Анхелю, как и Элоисе, с каждым разом становится все труднее разговаривать с Уго. Если раньше его нарциссизм проявлялся локально, то теперь стал глобальным. Сколько ни пытался Анхель образумить друга или пробудить в нем хотя бы намек на желание встать на место других людей, Чавеса такие мелочи не волновали. Его занимало совсем другое. – Сейчас ко мне прикованы взгляды всего мира, ко мне и к тому, что мы делаем у себя в Венесуэле, – возбужденно втолковывал он Анхелю. – Я убедил страны, производящие нефть, поднять на нее цены.
Иными словами, семья, друзья, даже собственный отдых отошли для Уго на второй план. Мир требовал его внимания к себе.
В своих многословных телевизионных монологах Чавес, иногда сам того не замечая, не мог скрыть гордости: ведь он вот так запросто беседовал с королями, президентами и теми главами государств, которых другие – но не он! – называют тиранами.
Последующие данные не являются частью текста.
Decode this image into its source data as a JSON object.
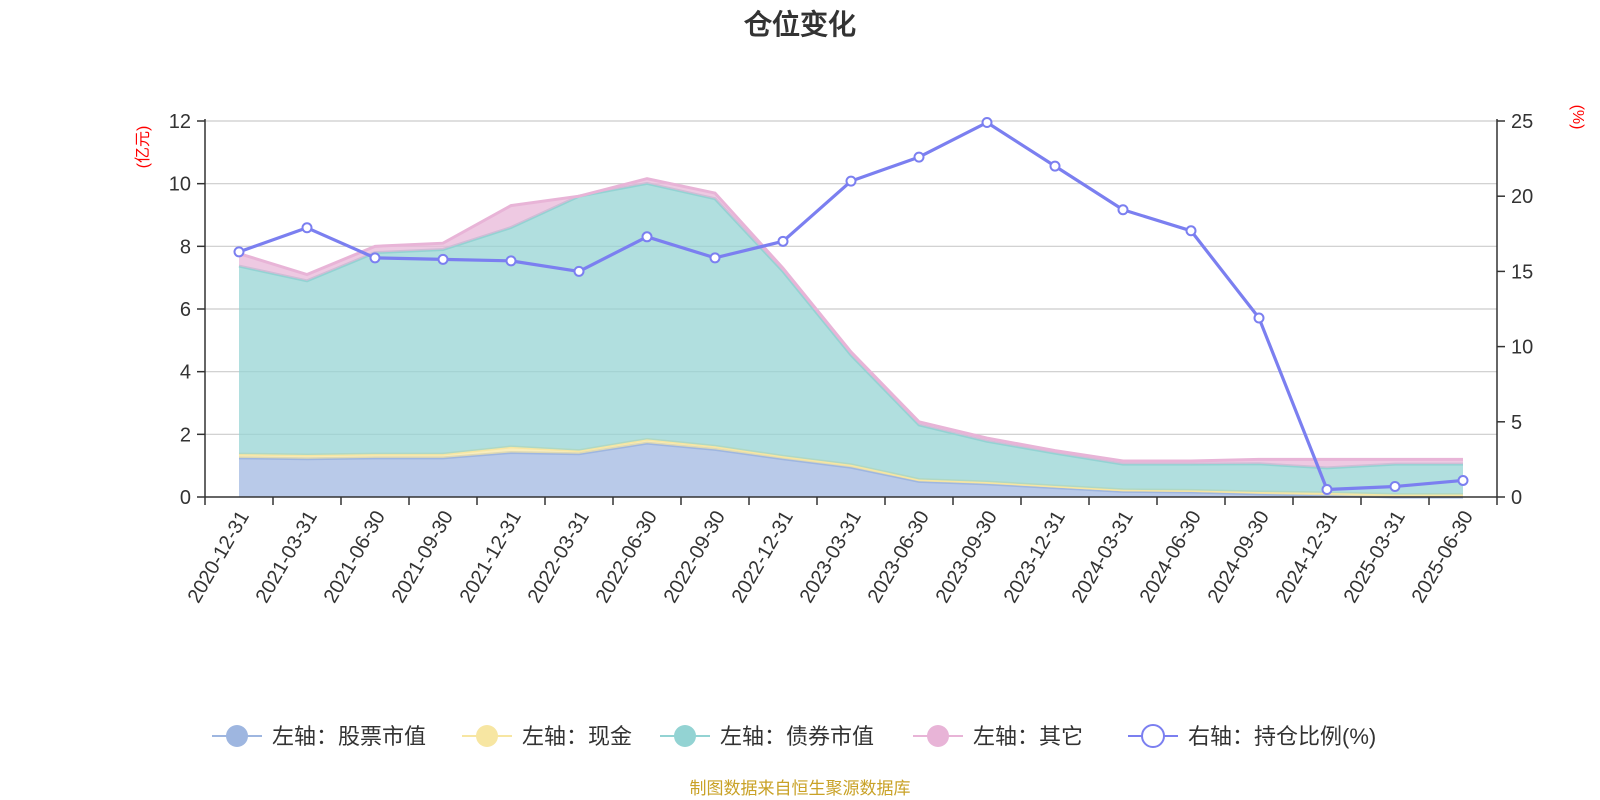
{
  "chart_data": {
    "type": "area",
    "title": "仓位变化",
    "left_axis": {
      "unit": "(亿元)",
      "ylim": [
        0,
        12
      ],
      "ticks": [
        "0",
        "2",
        "4",
        "6",
        "8",
        "10",
        "12"
      ]
    },
    "right_axis": {
      "unit": "(%)",
      "ylim": [
        0,
        25
      ],
      "ticks": [
        "0",
        "5",
        "10",
        "15",
        "20",
        "25"
      ]
    },
    "grid": true,
    "legend_position": "bottom",
    "categories": [
      "2020-12-31",
      "2021-03-31",
      "2021-06-30",
      "2021-09-30",
      "2021-12-31",
      "2022-03-31",
      "2022-06-30",
      "2022-09-30",
      "2022-12-31",
      "2023-03-31",
      "2023-06-30",
      "2023-09-30",
      "2023-12-31",
      "2024-03-31",
      "2024-06-30",
      "2024-09-30",
      "2024-12-31",
      "2025-03-31",
      "2025-06-30"
    ],
    "series": [
      {
        "name": "左轴：股票市值",
        "axis": "left",
        "type": "area",
        "stacked": true,
        "color": "#9eb6e0",
        "values": [
          1.25,
          1.22,
          1.25,
          1.25,
          1.42,
          1.38,
          1.72,
          1.52,
          1.22,
          0.95,
          0.5,
          0.42,
          0.3,
          0.18,
          0.16,
          0.1,
          0.05,
          0.0,
          0.0
        ]
      },
      {
        "name": "左轴：现金",
        "axis": "left",
        "type": "area",
        "stacked": true,
        "color": "#f7e6a2",
        "values": [
          0.12,
          0.12,
          0.12,
          0.12,
          0.18,
          0.1,
          0.12,
          0.1,
          0.08,
          0.08,
          0.06,
          0.06,
          0.05,
          0.05,
          0.05,
          0.06,
          0.08,
          0.08,
          0.08
        ]
      },
      {
        "name": "左轴：债券市值",
        "axis": "left",
        "type": "area",
        "stacked": true,
        "color": "#93d3d3",
        "values": [
          6.0,
          5.56,
          6.43,
          6.53,
          7.0,
          8.12,
          8.17,
          7.9,
          5.9,
          3.5,
          1.74,
          1.3,
          1.05,
          0.82,
          0.84,
          0.9,
          0.8,
          0.97,
          0.97
        ]
      },
      {
        "name": "左轴：其它",
        "axis": "left",
        "type": "area",
        "stacked": true,
        "color": "#e8b4d7",
        "values": [
          0.4,
          0.2,
          0.2,
          0.2,
          0.7,
          0.0,
          0.15,
          0.18,
          0.1,
          0.1,
          0.1,
          0.1,
          0.08,
          0.1,
          0.1,
          0.14,
          0.27,
          0.15,
          0.15
        ]
      },
      {
        "name": "右轴：持仓比例(%)",
        "axis": "right",
        "type": "line",
        "color": "#7b7ff0",
        "values": [
          16.3,
          17.9,
          15.9,
          15.8,
          15.7,
          15.0,
          17.3,
          15.9,
          17.0,
          21.0,
          22.6,
          24.9,
          22.0,
          19.1,
          17.7,
          11.9,
          0.5,
          0.7,
          1.1
        ]
      }
    ]
  },
  "footer": {
    "source": "制图数据来自恒生聚源数据库"
  }
}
Английская королева и руководители Китая, Саддам Хусейн и император Японии, Владимир Путин, Ангела Меркель и Муаммар Каддафи – вот лишь некоторые из длинного списка высокопоставленных персон, которые, по словам Уго, с симпатией относились к нему самому и поддерживали его революцию.
Веселя самых простых из своих соотечественников и говоря на их языке, президент описывал, насколько хорошо его стиль поведения действует за границей. А его речи о равенстве, равноправии и призывы бороться с коррупцией вызывают восторг везде, где он их произносит.
– Это важно сегодня для всего мира. Мир больше не желает мириться с несправедливостью и неравенством. А мы у нас, в Венесуэле, достигли куда большего прогресса, чем все остальные. Люди это знают и нами восхищаются, вернее, они восхищаются вами, мои дорогие сограждане.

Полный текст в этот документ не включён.